Load Balancing Speed Issues

We are trying to see why the speed of load balancing is slower than connecting to the server itself.

Version 2.4.17 and any other version we tested

We have a simple go http server setup on 3 different VMs each with a URL request of /ping and a reply of text with pong.
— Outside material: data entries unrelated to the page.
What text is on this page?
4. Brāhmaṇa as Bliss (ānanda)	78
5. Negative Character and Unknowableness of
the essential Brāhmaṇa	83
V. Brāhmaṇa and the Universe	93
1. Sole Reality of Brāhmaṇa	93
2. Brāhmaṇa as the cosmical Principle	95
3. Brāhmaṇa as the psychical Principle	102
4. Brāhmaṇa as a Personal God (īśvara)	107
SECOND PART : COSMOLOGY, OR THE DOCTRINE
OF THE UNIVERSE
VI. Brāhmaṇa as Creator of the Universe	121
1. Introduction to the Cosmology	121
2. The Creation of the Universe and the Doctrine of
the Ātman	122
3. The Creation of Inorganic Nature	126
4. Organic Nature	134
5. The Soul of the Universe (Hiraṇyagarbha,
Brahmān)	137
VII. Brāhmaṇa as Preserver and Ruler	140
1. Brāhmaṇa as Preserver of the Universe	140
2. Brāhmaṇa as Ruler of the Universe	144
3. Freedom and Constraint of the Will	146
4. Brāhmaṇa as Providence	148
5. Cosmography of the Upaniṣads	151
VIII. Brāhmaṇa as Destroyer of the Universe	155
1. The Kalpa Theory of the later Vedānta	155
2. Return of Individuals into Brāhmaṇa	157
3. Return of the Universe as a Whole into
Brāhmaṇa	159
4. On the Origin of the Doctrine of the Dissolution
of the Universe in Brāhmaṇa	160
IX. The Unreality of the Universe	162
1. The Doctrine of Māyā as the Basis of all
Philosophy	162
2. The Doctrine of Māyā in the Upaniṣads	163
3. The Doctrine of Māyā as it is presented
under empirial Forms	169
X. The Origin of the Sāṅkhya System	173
We also with a url to insert an entry to MariaDB to test speed for inserts.

wrk -c 200 -t 2 -d 5s http://10.x.x.x/ping

Hitting /ping on each server individually gives us ~290,000 requests per second.

wrk -c 200 -t 2 -d 5s http://10.x.x.x/test

Hitting /test to insert to the DB gives us ~50,000 requests per second.

When hitting the HAProxy IP address we only get at most ~70,000 rps to /ping with 3 servers on the backend and only about 25,000 rps to /text

Is there any configuration guidance for AlmaLinux 9.1 with HaProxy 2.4.17 and/or tuning the OS?

We have setup various tuning we have found online however the CPUs never max out and we cannot get any increase via HAProxy.

HAProxy server is 20gig memory and 20 cpus.

The VMs are on the same machine and ping to each is <.5ms from the HAProxy server

We would assume that with about 300k per back end, we should see around 900k with HAProxy

Same with 55k per DB test server to give us ~150k rps

Any help would be appreciated.

EDIT:

Changing mode from HTTP to TCP jumped the RPS to 120k on /ping but still no where near what 1 server can do on its own.